STOATIE LIEKS CHOCOLATE MILK
09:12 / 14.02.03
I actually did this once, though not for magickal reasons (but it's sounding tempting to do it again with more intent...)

We had an NME interview booked, with a time and everything. It was only when it came to us faxing them our press pack, which just consisted of some hastily-taken photos of fucked people with guitars, rather than the full-on camp punk apocalypse our "press agent" had promised, that they realised we were taking the piss. At which point we embarrassedly cancelled the two bookings we had as well.

But it did make me think on the whole "imagineering" thing... if consensus reality is partially defined by press coverage, and if you knowingly (without collusion) invent stuff that is taken on board... if you, ten years down the line, become a legendary band, without ever having existed...? Is that a change in the macrocosm? If you get in the collective memory? Whoah, if someone invoked the spirit of this band in some kind of music-related working?
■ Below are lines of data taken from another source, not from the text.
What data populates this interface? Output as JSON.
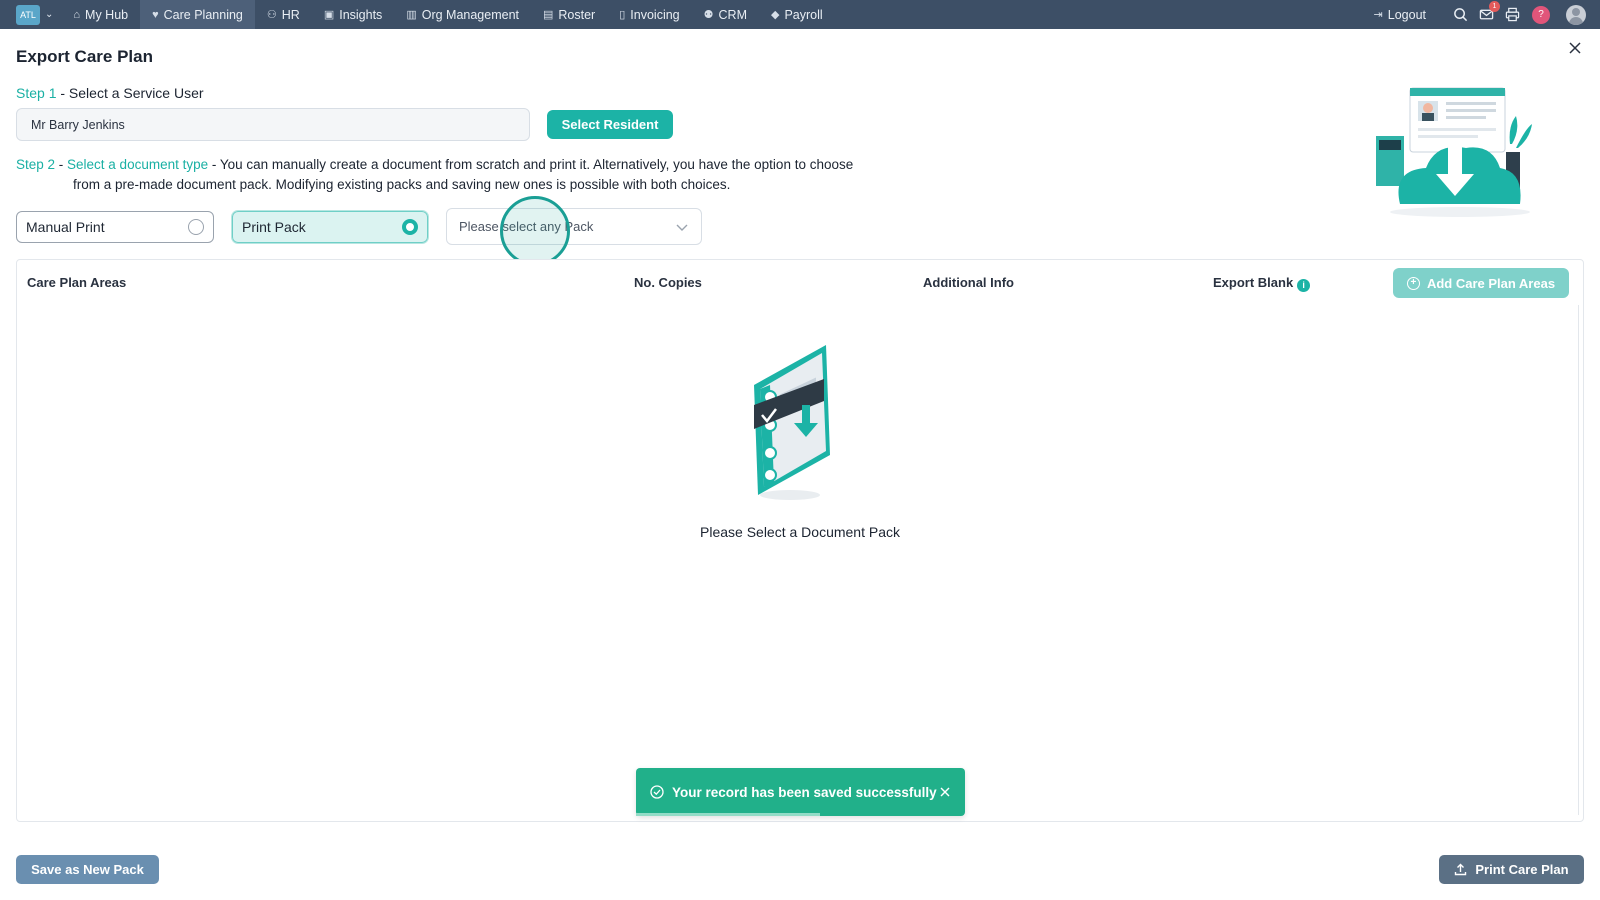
{
  "nav": {
    "brand": "ATL",
    "items": [
      {
        "label": "My Hub",
        "icon": "home-icon"
      },
      {
        "label": "Care Planning",
        "icon": "heart-icon"
      },
      {
        "label": "HR",
        "icon": "people-icon"
      },
      {
        "label": "Insights",
        "icon": "chart-icon"
      },
      {
        "label": "Org Management",
        "icon": "building-icon"
      },
      {
        "label": "Roster",
        "icon": "calendar-icon"
      },
      {
        "label": "Invoicing",
        "icon": "document-icon"
      },
      {
        "label": "CRM",
        "icon": "contacts-icon"
      },
      {
        "label": "Payroll",
        "icon": "tag-icon"
      }
    ],
    "active": "Care Planning",
    "logout": "Logout",
    "mail_count": "1",
    "help": "?"
  },
  "page": {
    "title": "Export Care Plan",
    "step1_key": "Step 1",
    "step1_text": " - Select a Service User",
    "resident_value": "Mr Barry Jenkins",
    "select_resident": "Select Resident",
    "step2_key": "Step 2",
    "step2_dash": " - ",
    "step2_label": "Select a document type",
    "step2_text_a": " - You can manually create a document from scratch and print it. Alternatively, you have the option to choose",
    "step2_text_b": "from a pre-made document pack. Modifying existing packs and saving new ones is possible with both choices.",
    "option_manual": "Manual Print",
    "option_pack": "Print Pack",
    "selected_option": "Print Pack",
    "pack_placeholder": "Please select any Pack"
  },
  "table": {
    "headers": [
      "Care Plan Areas",
      "No. Copies",
      "Additional Info",
      "Export Blank"
    ],
    "export_blank_info": "i",
    "add_button": "Add Care Plan Areas",
    "empty_message": "Please Select a Document Pack"
  },
  "toast": {
    "message": "Your record has been saved successfully",
    "progress": 0.56
  },
  "footer": {
    "save_pack": "Save as New Pack",
    "print_plan": "Print Care Plan"
  },
  "colors": {
    "nav_bg": "#3d4f66",
    "accent": "#1cb3a6",
    "toast_bg": "#21b08a",
    "save_btn": "#6a8fb0",
    "print_btn": "#5b7085"
  }
}
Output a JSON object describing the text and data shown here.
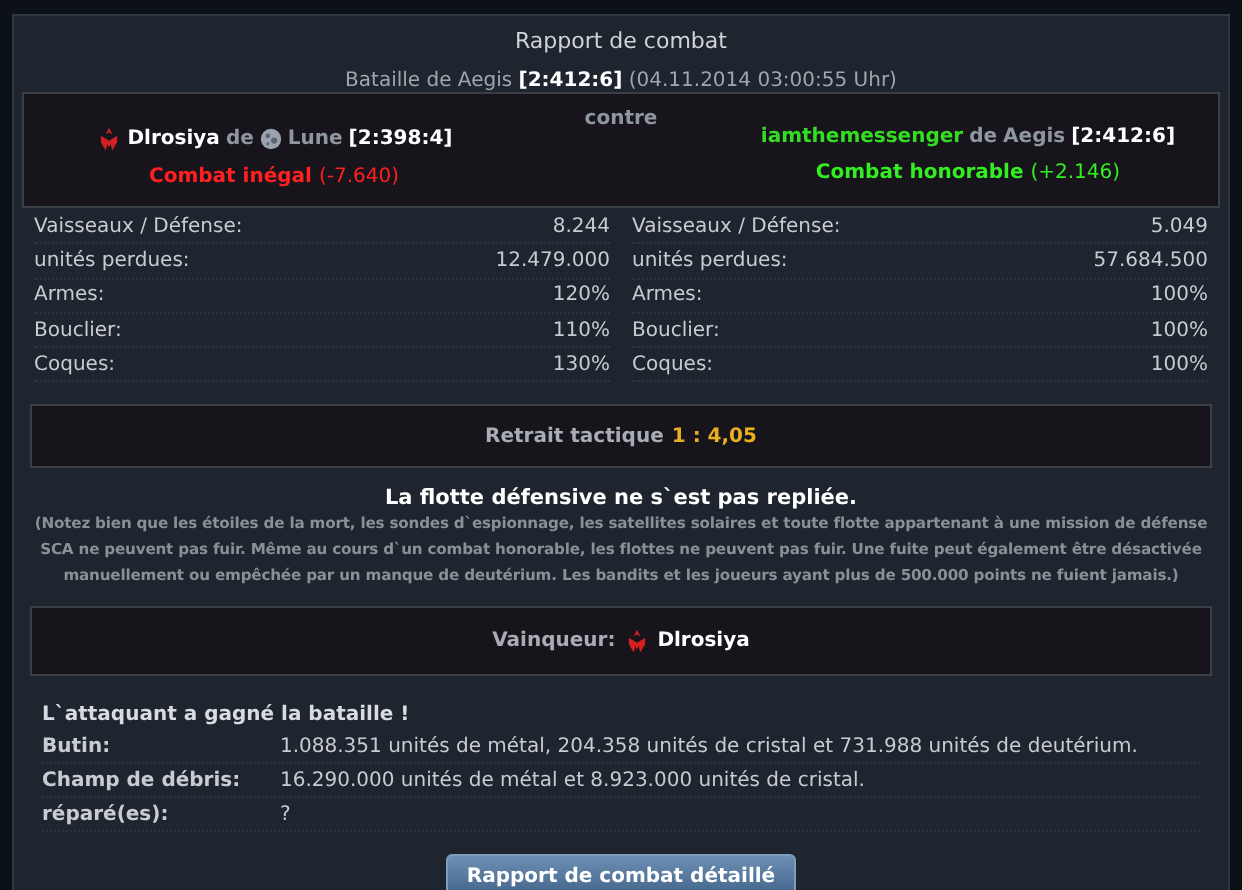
{
  "title": "Rapport de combat",
  "battle": {
    "prefix": "Bataille de Aegis",
    "coords": "[2:412:6]",
    "date": "(04.11.2014 03:00:55 Uhr)"
  },
  "versus": "contre",
  "sides": [
    {
      "name": "Dlrosiya",
      "color": "#ffffff",
      "faction_icon": true,
      "moon_icon": true,
      "of": "de",
      "place": "Lune",
      "coords": "[2:398:4]",
      "honor": {
        "kind": "unequal",
        "label": "Combat inégal",
        "value": "(-7.640)"
      },
      "stats": [
        {
          "label": "Vaisseaux / Défense:",
          "value": "8.244"
        },
        {
          "label": "unités perdues:",
          "value": "12.479.000"
        },
        {
          "label": "Armes:",
          "value": "120%"
        },
        {
          "label": "Bouclier:",
          "value": "110%"
        },
        {
          "label": "Coques:",
          "value": "130%"
        }
      ]
    },
    {
      "name": "iamthemessenger",
      "color": "#33dd22",
      "faction_icon": false,
      "moon_icon": false,
      "of": "de",
      "place": "Aegis",
      "coords": "[2:412:6]",
      "honor": {
        "kind": "honorable",
        "label": "Combat honorable",
        "value": "(+2.146)"
      },
      "stats": [
        {
          "label": "Vaisseaux / Défense:",
          "value": "5.049"
        },
        {
          "label": "unités perdues:",
          "value": "57.684.500"
        },
        {
          "label": "Armes:",
          "value": "100%"
        },
        {
          "label": "Bouclier:",
          "value": "100%"
        },
        {
          "label": "Coques:",
          "value": "100%"
        }
      ]
    }
  ],
  "retreat": {
    "label": "Retrait tactique",
    "ratio": "1 : 4,05"
  },
  "fleet_note": "La flotte défensive ne s`est pas repliée.",
  "disclaimer": "(Notez bien que les étoiles de la mort, les sondes d`espionnage, les satellites solaires et toute flotte appartenant à une mission de défense SCA ne peuvent pas fuir. Même au cours d`un combat honorable, les flottes ne peuvent pas fuir. Une fuite peut également être désactivée manuellement ou empêchée par un manque de deutérium. Les bandits et les joueurs ayant plus de 500.000 points ne fuient jamais.)",
  "winner": {
    "label": "Vainqueur:",
    "name": "Dlrosiya",
    "faction_icon": true
  },
  "result": {
    "headline": "L`attaquant a gagné la bataille !",
    "rows": [
      {
        "label": "Butin:",
        "value": "1.088.351 unités de métal, 204.358 unités de cristal et 731.988 unités de deutérium."
      },
      {
        "label": "Champ de débris:",
        "value": "16.290.000 unités de métal et 8.923.000 unités de cristal."
      },
      {
        "label": "réparé(es):",
        "value": "?"
      }
    ]
  },
  "button": "Rapport de combat détaillé"
}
I suppose it's how legends and godforms work, really.

Must think more.
 
 
Unicornius
14:50 / 14.02.03
Like This is Spinal Tap?
 
 
Jack Fear
15:20 / 14.02.03
Did this some time ago. And there was a Creation thread along similar lines.

With me, Soldier's Joy have become a sort of thought-experiment, a filter through which I listen to music: when I've got a CD on in the car, I automatically start to arrange it for SJ's performance style and instrumentation—transpose that guitar line to the fiddle, add the mandolin obligato here, give Ricky the harmony and Kaz the high melody there...
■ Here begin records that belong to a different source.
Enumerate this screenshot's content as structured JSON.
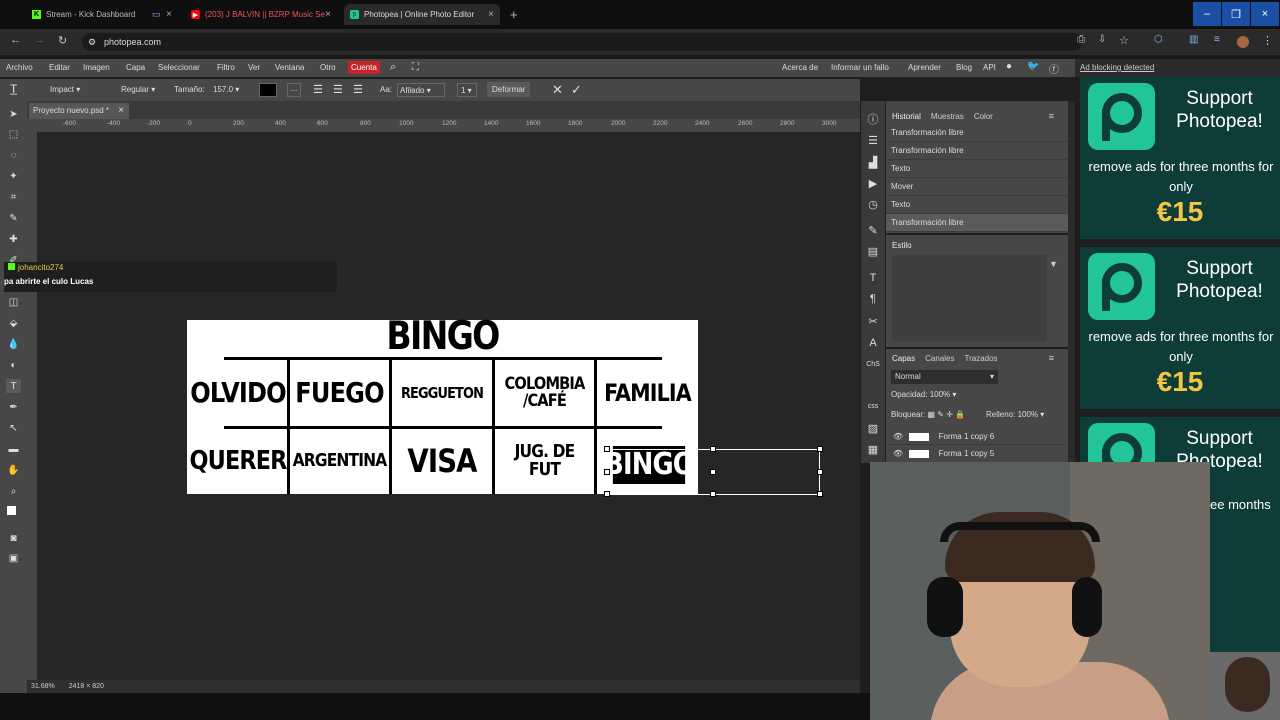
{
  "browser": {
    "tabs": [
      {
        "label": "Stream - Kick Dashboard",
        "icon": "kick-icon"
      },
      {
        "label": "(203) J BALVIN || BZRP Music Se",
        "icon": "youtube-icon"
      },
      {
        "label": "Photopea | Online Photo Editor",
        "icon": "photopea-icon"
      }
    ],
    "url": "photopea.com"
  },
  "menu": {
    "items": [
      "Archivo",
      "Editar",
      "Imagen",
      "Capa",
      "Seleccionar",
      "Filtro",
      "Ver",
      "Ventana",
      "Otro",
      "Cuenta"
    ],
    "right_items": [
      "Acerca de",
      "Informar un fallo",
      "Aprender",
      "Blog",
      "API"
    ]
  },
  "options": {
    "font": "Impact",
    "weight": "Regular",
    "size_label": "Tamaño:",
    "size": "157.0",
    "aa_label": "Aa:",
    "aa": "Afilado",
    "deform": "Deformar",
    "dots": "...",
    "one": "1"
  },
  "doc": {
    "tab": "Proyecto nuevo.psd *"
  },
  "ruler": {
    "ticks": [
      "-600",
      "-400",
      "-200",
      "0",
      "200",
      "400",
      "600",
      "800",
      "1000",
      "1200",
      "1400",
      "1600",
      "1800",
      "2000",
      "2200",
      "2400",
      "2600",
      "2800",
      "3000"
    ]
  },
  "status": {
    "zoom": "31.68%",
    "dims": "2418 × 820"
  },
  "chat": {
    "user": "johancito274",
    "message": "pa abrirte el culo Lucas"
  },
  "canvas": {
    "title": "BINGO",
    "row1": [
      "OLVIDO",
      "FUEGO",
      "REGGUETON",
      "COLOMBIA /CAFÉ",
      "FAMILIA"
    ],
    "row2": [
      "QUERER",
      "ARGENTINA",
      "VISA",
      "JUG. DE FUT",
      "BINGO"
    ]
  },
  "history": {
    "tabs": [
      "Historial",
      "Muestras",
      "Color"
    ],
    "items": [
      "Transformación libre",
      "Transformación libre",
      "Texto",
      "Mover",
      "Texto",
      "Transformación libre"
    ],
    "style_label": "Estilo"
  },
  "layers": {
    "tabs": [
      "Capas",
      "Canales",
      "Trazados"
    ],
    "blend": "Normal",
    "opacity_label": "Opacidad:",
    "opacity": "100%",
    "lock_label": "Bloquear:",
    "fill_label": "Relleno:",
    "fill": "100%",
    "items": [
      "Forma 1 copy 6",
      "Forma 1 copy 5"
    ]
  },
  "ads": {
    "banner": "Ad blocking detected",
    "title": "Support Photopea!",
    "subtitle": "remove ads for three months for only",
    "price": "€15",
    "partial_title": "Support Photopea!",
    "partial_subtitle": "ee months"
  },
  "colors": {
    "accent_red": "#c8232c",
    "ad_bg": "#0e3c38",
    "ad_green": "#22c49a",
    "price": "#f3c743"
  }
}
I'm not sure what magickal purpose it serves, if any. Maybe I'm subconsciously trying to make them real. Tulpas. Seven people, and all of them me.
 
 
Perfect Tommy
15:52 / 14.02.03
Thanks, Jack--I completely missed that the first time around.

Whoah, if someone invoked the spirit of this band in some kind of music-related working?

Shades of invoking John Lennon with ceremonial magic techniques... Hm. What if you started calling up the spirits of great blues musicians who never lived? The 1870s crackpot inventor of the Electro-Guitar?

Come to think of it, why stop with musicians? Why not have a chat with Gustav Mahler's lost nursery rhymes?
 
 
rizla mission
16:01 / 14.02.03
I love making up bands - I've got loads.

Never considered involving magickal stuff tho, and never seriously considered actually bringing fictional bands across into the sphere of reality, so to speak. I do have stickers and a T-shirt featuring The Teenage Mice, but that's as far as it's gone.

Along slightly different lines:
a housemate of mine has got into the habit of making posters for 'dream gigs' featuring highly unlikely line-ups of real groups (one featuring the MC5, Slint, Napalm Death and Cat Power currently adorns our hallway). I'm all for putting times and places on the posters and sticking them around town and seeing who turns up and what they do upon discovering there's nothing going on, but, er, he somewhat sensibly decided that wasn't a good idea.

oh, and

The 1870s crackpot inventor of the Electro-Guitar?

Dude - Young Einstein!
 
 
Perfect Tommy
00:11 / 16.02.03
*smacks forehead* DUH, I knew that!
 
 
Tamayyurt
01:52 / 16.02.03
Awe man, hahahah, me and my friends did this for a while three years ago... none of us can play a damned thing but we started a band called the Super Fantastics and we had a zine and stickers and flyers for fake shows. We took a bunch of sweaty pics with instruments, which we didn't even own, and photoshopped them onto pics of empty stages (between bands) so it looked like we were playing to big rowdy crowds. Everyone around here knew about the SF and everyone was dying to see us play. We were gonna be the next Blink 182 and once a guy from New Found Glory called us to see if we wanted to open for them at some skatepark, but we took a shit and told them we broke up the band.

If my friend can get the old logo online I'll post it.